I remarried in 1992; my wife and I had 3 wonderful children, and I was very much involved in their lives.  I would attend all their school functions even if it meant that I would have to take a vacation day at work to be there. I was involved in both Girl and Cub Scouts. I coached co-ed little league for 3 years. All during this time, I was always gainfully employed.

In 2007, in the midst of a nasty divorce, the state decided that if you were ever convicted of a sex crime, you must register. Needless to say, it created a mess for me, and my life has been nothing but downhill since.

My divorce attorney quit fighting for me. I was given limited visitation even though these offenses were 5 years before I ever met my wife, and she was aware of that. I was ordered to pay hefty child support and alimony on top of all of her debts, and she was awarded the home which she sold before the ink was dry on the decree .

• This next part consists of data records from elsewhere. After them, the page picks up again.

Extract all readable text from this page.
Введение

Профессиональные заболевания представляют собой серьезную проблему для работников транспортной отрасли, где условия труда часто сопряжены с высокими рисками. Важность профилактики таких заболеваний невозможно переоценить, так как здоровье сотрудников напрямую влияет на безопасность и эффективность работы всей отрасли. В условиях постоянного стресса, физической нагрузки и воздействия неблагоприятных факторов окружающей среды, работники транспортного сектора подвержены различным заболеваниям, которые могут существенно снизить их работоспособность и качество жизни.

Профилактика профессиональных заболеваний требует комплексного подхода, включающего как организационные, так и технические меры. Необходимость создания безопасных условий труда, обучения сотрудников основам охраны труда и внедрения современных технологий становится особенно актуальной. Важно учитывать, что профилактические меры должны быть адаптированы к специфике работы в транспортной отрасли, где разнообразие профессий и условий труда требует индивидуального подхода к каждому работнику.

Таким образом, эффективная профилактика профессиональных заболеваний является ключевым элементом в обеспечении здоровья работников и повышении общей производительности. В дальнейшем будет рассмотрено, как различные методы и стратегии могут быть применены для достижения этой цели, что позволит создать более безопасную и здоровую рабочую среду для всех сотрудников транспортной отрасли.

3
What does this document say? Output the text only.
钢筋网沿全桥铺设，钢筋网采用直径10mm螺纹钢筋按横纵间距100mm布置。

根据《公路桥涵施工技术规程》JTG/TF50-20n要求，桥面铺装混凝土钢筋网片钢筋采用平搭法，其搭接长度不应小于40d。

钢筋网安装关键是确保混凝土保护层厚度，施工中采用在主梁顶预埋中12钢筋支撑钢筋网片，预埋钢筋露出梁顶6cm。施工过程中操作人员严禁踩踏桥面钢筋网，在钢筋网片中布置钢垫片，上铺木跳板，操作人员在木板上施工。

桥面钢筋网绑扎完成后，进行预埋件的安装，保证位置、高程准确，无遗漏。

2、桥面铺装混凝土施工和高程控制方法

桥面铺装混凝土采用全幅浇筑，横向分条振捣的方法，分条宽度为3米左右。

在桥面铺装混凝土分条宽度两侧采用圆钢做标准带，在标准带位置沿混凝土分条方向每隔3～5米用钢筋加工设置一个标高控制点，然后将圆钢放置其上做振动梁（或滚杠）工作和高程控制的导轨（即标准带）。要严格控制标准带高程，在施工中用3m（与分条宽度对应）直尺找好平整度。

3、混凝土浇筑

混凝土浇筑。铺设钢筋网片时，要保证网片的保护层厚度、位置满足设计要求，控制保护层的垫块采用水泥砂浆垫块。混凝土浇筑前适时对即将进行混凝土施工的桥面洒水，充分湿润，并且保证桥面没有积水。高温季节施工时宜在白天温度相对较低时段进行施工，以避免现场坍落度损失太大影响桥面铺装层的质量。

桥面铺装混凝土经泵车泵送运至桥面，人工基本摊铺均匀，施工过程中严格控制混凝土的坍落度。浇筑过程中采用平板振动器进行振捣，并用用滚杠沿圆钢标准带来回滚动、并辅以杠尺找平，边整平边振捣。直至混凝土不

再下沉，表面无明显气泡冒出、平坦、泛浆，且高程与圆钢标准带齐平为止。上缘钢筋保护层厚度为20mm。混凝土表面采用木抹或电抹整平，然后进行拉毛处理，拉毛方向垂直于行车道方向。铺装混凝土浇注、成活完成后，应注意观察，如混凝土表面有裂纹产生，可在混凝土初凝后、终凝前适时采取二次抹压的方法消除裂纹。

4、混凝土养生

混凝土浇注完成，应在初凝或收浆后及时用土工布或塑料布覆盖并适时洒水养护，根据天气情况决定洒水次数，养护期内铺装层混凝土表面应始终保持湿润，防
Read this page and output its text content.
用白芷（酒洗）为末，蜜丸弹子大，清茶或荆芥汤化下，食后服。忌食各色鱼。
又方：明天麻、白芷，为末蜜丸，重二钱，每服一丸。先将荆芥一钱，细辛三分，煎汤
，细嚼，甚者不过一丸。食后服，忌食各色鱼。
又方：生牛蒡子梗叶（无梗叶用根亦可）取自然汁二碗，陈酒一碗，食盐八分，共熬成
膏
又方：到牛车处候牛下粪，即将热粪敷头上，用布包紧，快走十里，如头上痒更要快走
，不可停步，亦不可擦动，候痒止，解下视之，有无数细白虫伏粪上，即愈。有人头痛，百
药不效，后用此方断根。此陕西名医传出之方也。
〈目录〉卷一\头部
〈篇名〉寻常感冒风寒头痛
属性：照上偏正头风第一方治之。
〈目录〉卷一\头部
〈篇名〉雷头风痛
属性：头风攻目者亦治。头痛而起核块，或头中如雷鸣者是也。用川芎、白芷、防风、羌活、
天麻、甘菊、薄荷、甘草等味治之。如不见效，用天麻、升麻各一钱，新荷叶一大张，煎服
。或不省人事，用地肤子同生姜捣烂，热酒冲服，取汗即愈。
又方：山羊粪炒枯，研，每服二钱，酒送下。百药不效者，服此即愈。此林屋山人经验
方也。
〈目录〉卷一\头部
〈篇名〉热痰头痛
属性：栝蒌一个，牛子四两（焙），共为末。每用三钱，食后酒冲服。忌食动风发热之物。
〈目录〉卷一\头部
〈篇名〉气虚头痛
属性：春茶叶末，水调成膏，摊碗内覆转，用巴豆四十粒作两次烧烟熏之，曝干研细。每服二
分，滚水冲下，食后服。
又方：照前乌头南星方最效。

In 2009 I was terminated from my job simply because I was on the registry. There were no schools, day cares, parks, or churches for miles around, and this was a factory, so there were not any minors employed there. I have filled out hundreds of applications for jobs that I am more than qualified for and have only had a few interviews since, but the moment they find out I am on the registry, it is don’t call us; we will call you attitude.

The worse of it all is my 3 children have graduated, and I was not allowed to attend any of them due these unconstitutional laws. My oldest daughter married in 2009, but I was not allowed to give her away due the fact children were there. These are things I will never get back, and they were taken away from me because of these unconstitutional laws.